The other friend listened quietly as he spoke.  When he was quiet, she confessed to holding a hidden desire to be a writer that could create beautiful stories of strength and survival through the darkness and pain found in life – the survival of humanity in the most unlikely conditions.

The concurrent confessions, each of hidden and long-held desire, fit together in a transcendental union.  No further words of elaboration were needed.  While the question here (what to write) was never asked, an answer arrived nonetheless. The two friends began to move again, continuing along the path in silence as ideas began to hatch into life on ways to use this space to fulfill the union of the two dreams.

Write or Not, Now It’s Time

So the plan is: we will from time to time try to “teach” and/or “share” our ideas about writing – how to do it, what it means, or anything we can dream up from what we know (or think we know) about writing.

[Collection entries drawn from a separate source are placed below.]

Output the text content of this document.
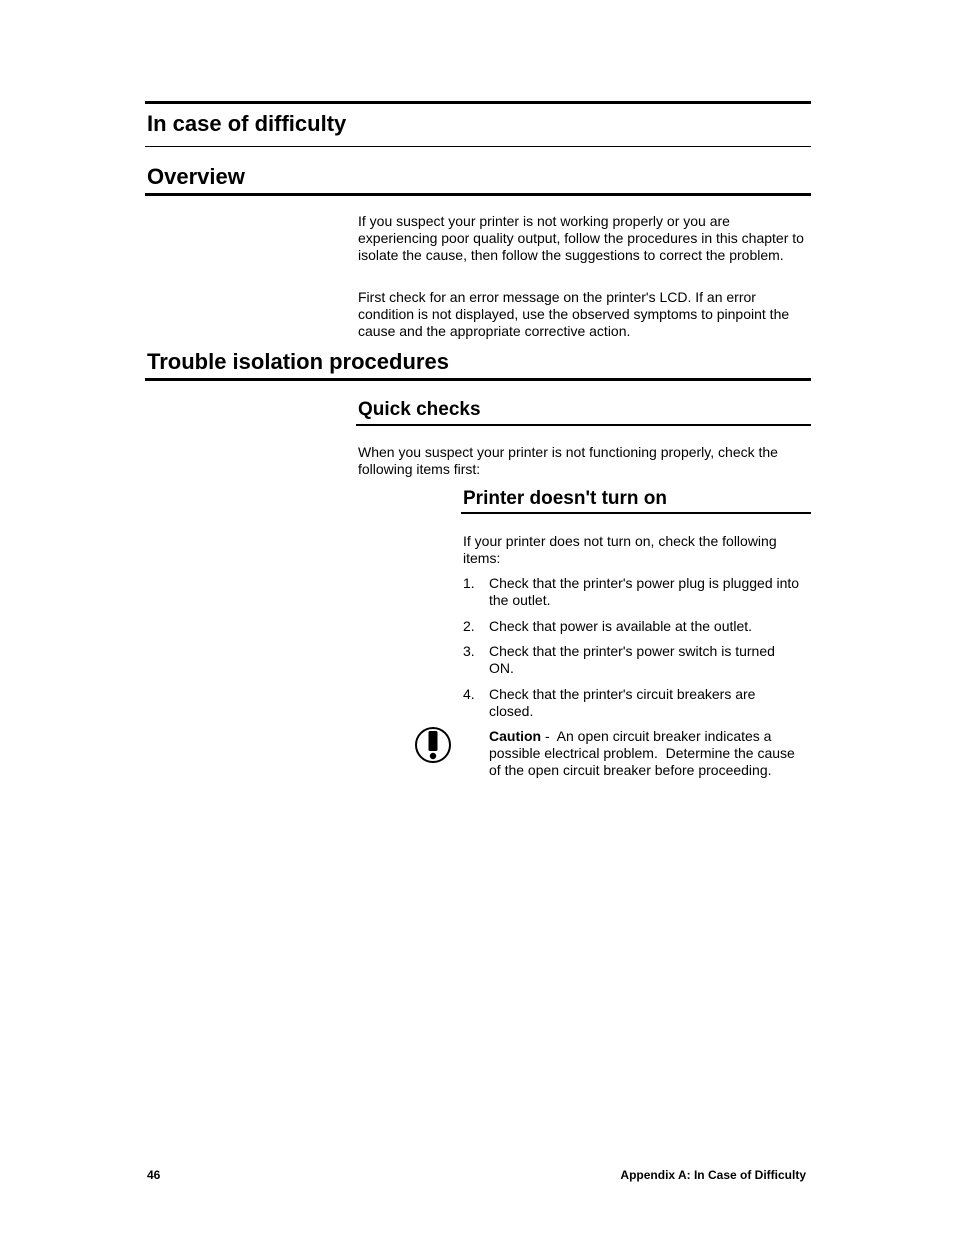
In case of difficulty
Overview
If you suspect your printer is not working properly or you are experiencing poor quality output, follow the procedures in this chapter to isolate the cause, then follow the suggestions to correct the problem.
First check for an error message on the printer's LCD. If an error condition is not displayed, use the observed symptoms to pinpoint the cause and the appropriate corrective action.
Trouble isolation procedures
Quick checks
When you suspect your printer is not functioning properly, check the following items first:
Printer doesn't turn on
If your printer does not turn on, check the following items:
1. Check that the printer's power plug is plugged into the outlet.
2. Check that power is available at the outlet.
3. Check that the printer's power switch is turned ON.
4. Check that the printer's circuit breakers are closed.
Caution -  An open circuit breaker indicates a possible electrical problem.  Determine the cause of the open circuit breaker before proceeding.
46	Appendix A: In Case of Difficulty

Some of us have been writing for a long time – as can be seen from the handwritten pages from journals written about 40 years ago.  We plan on focusing on personal experience for our primary source of information.  We don’t plan on spending much time on formal rules of style, grammar, punctuation, etc. – because (1) excellent resources already exist that we could not hope to improve upon and (2) we don’t want to.  (We will point to those resources as appropriate.) 

We also plan on teaching by example.  Anything we write is up for technical review and criticism.  Hopefully, most of our writing here will be examples of good writing.  But we are human and, no doubt, we will at some point serve up things that serve as examples of bad writing.  Both good and bad samples are used as pedagogical tools. And we can take it – bring on the heat.  We love a good “discussion.”